# Two Police Officers In Fight With Each Other



## Doxie-Doglover-Too (Jan 25, 2007)

Officers Fighting


----------



## Ridgway-Rangers (Apr 18, 2008)

We don't all eat donuts! But that Krispy-Kream did look pretty good!


----------



## Northern Wind (Nov 21, 2006)

I would have used the Pepper Spray, or just shot him!

But that's just me!

Steve (x RCMP))


----------



## GarethsDad (Apr 4, 2007)

Northern Wind said:


> I would have used the Pepper Spray, or just shot him!
> 
> But that's just me!
> 
> Steve (x RCMP))


You carry a firearm? I thought that you would politely ask fot it. James


----------



## Northern Wind (Nov 21, 2006)

GarethsDad said:


> I would have used the Pepper Spray, or just shot him!
> 
> But that's just me!
> 
> Steve (x RCMP))


You carry a firearm?
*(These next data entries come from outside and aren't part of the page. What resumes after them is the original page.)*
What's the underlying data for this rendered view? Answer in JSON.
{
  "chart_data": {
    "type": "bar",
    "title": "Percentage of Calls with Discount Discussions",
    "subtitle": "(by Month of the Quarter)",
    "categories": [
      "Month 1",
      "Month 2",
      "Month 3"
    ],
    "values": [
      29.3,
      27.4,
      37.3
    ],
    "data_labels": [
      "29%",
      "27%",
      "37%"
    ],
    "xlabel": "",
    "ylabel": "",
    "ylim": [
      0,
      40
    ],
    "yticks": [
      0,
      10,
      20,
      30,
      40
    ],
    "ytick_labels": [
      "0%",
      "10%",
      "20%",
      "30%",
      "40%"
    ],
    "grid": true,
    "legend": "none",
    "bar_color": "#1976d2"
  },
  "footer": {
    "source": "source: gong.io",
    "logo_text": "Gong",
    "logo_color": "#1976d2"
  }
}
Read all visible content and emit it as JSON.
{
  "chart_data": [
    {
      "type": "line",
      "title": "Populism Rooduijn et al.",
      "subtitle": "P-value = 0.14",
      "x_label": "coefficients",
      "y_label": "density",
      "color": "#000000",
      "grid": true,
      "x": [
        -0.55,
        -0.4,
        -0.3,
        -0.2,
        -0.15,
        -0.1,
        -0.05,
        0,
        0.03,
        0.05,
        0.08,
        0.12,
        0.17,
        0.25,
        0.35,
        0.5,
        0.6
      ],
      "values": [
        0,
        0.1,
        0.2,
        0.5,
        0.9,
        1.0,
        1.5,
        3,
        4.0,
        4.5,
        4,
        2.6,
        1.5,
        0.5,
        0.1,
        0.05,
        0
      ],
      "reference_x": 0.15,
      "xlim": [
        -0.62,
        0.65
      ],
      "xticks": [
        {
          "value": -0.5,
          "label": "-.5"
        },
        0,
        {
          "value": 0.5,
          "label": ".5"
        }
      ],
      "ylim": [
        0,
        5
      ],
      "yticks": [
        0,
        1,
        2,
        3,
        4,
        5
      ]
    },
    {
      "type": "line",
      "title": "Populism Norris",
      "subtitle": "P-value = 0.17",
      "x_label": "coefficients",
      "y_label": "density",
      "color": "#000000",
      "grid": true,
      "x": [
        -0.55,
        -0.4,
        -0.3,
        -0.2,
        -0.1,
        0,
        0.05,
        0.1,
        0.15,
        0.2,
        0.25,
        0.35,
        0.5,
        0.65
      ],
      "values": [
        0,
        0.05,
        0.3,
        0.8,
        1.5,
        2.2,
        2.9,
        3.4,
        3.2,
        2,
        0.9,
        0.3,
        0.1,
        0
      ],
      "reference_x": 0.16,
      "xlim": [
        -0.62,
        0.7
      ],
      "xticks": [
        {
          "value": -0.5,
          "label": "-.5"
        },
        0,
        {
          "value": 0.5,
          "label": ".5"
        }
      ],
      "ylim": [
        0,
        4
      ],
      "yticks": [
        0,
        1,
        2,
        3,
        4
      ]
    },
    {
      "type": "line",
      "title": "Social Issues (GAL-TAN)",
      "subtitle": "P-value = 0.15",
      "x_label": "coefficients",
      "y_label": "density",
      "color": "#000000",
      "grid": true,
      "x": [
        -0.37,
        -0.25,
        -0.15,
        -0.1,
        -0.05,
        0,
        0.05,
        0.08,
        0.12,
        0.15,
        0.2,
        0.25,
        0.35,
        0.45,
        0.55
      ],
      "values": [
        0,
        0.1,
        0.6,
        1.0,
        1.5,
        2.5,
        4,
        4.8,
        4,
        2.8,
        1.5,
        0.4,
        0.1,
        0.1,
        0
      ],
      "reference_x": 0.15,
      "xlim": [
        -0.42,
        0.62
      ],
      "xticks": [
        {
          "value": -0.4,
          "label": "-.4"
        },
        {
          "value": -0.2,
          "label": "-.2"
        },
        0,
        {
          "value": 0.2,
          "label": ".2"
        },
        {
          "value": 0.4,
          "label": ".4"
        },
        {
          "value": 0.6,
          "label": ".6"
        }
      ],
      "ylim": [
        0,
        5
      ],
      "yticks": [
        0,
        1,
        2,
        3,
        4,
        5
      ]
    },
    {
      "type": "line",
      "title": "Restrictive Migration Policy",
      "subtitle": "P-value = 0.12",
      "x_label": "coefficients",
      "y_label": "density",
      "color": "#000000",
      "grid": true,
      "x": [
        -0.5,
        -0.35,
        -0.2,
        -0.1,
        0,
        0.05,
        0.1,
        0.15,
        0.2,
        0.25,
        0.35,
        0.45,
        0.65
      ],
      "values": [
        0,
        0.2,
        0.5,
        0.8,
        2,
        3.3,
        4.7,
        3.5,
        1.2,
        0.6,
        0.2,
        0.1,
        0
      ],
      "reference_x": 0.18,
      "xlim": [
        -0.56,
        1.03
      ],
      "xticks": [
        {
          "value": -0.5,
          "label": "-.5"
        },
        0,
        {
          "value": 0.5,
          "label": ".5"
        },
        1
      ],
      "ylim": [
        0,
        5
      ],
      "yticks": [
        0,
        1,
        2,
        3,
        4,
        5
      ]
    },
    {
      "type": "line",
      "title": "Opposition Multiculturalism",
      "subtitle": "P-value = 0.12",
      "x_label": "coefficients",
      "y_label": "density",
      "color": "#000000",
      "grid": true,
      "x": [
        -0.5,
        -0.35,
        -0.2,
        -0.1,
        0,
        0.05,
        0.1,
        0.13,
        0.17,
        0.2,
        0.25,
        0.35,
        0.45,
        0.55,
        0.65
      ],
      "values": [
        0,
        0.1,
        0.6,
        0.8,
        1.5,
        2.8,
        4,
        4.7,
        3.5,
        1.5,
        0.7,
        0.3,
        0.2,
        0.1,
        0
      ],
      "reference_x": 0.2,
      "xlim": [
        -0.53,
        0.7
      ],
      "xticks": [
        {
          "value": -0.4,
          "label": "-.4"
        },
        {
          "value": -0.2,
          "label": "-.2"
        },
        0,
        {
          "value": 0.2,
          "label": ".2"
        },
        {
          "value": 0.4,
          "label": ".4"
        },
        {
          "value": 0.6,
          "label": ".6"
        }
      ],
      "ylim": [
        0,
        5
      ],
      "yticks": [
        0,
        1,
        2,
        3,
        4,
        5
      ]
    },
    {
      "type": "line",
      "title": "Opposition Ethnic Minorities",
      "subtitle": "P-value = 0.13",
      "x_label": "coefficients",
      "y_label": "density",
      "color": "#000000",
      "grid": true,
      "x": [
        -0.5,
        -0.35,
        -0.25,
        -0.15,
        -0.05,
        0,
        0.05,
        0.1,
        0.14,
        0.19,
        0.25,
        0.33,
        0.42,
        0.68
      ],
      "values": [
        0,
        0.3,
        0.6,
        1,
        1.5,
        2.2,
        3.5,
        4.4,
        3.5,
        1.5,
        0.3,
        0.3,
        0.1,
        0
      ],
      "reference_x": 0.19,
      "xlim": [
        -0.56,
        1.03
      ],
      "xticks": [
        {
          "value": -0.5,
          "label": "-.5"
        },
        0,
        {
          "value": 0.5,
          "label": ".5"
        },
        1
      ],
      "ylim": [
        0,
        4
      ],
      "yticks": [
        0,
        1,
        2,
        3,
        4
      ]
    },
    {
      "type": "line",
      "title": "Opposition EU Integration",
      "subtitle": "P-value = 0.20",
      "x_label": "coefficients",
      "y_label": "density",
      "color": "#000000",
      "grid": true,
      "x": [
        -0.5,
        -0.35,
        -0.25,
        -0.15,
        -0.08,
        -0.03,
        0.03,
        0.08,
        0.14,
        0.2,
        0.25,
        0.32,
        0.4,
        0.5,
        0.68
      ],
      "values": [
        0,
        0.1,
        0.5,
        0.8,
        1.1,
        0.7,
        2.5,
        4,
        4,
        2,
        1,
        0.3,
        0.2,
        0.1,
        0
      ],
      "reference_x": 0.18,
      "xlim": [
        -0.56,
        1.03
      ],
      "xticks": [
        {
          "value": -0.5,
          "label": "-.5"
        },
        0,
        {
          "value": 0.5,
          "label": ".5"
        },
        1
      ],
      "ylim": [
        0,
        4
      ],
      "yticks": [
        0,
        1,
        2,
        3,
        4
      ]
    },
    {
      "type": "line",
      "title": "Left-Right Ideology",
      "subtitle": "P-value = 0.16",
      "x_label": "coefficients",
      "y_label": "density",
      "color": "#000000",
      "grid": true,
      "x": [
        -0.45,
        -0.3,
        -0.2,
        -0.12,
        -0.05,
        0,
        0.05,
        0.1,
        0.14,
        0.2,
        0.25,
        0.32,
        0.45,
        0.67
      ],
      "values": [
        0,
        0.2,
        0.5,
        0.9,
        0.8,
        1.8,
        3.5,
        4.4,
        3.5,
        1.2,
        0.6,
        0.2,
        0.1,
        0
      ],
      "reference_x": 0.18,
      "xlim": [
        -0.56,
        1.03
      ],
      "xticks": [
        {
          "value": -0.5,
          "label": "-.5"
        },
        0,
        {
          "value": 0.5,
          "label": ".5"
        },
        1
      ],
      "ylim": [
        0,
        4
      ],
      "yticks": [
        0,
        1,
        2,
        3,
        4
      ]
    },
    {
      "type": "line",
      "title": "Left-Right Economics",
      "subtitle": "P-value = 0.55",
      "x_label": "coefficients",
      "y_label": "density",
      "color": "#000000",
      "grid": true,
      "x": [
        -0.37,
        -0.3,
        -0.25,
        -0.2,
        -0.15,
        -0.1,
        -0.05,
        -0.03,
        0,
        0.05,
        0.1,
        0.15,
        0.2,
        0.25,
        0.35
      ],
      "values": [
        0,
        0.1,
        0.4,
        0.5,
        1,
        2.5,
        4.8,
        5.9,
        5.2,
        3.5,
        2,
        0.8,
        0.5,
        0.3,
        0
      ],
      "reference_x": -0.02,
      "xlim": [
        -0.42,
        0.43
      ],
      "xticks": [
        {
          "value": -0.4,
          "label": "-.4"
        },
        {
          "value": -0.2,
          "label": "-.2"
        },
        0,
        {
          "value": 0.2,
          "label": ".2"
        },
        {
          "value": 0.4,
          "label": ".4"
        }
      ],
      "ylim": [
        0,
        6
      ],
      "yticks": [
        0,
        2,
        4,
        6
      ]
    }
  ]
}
I thought that you would politely ask fot it. James
[/quote]

Yes but no bullets!


----------



## GarethsDad (Apr 4, 2007)

Northern Wind said:


> I would have used the Pepper Spray, or just shot him!
> 
> But that's just me!
> 
> Steve (x RCMP))


You carry a firearm? I thought that you would politely ask fot it. James
[/quote]

Yes but no bullets!








[/quote]Its not like a 6 pack of Crullers and a large coffee with triple sugar/triple cream from Tim's eh! Bob&Doug


----------



## jcat67 (Aug 8, 2008)

Thanks for the laugh.


----------



## Jelly Donut (Apr 13, 2009)

That donut did look good.......


----------



## rdvholtwood (Sep 18, 2008)

Cops eat donuts????


----------



## battalionchief3 (Jun 27, 2006)

The funny thing is we have certain fire companys in our county that have fist fights in burning buildings and fought over the hose. One company did more damage fighting then the fire. We have had masks pulled off, bottles shut off and engines park on the attack lines to cut the water.....so really it would not suprise me, till I realized it was over a doughnut. I live in a ruff neighborhood.....


----------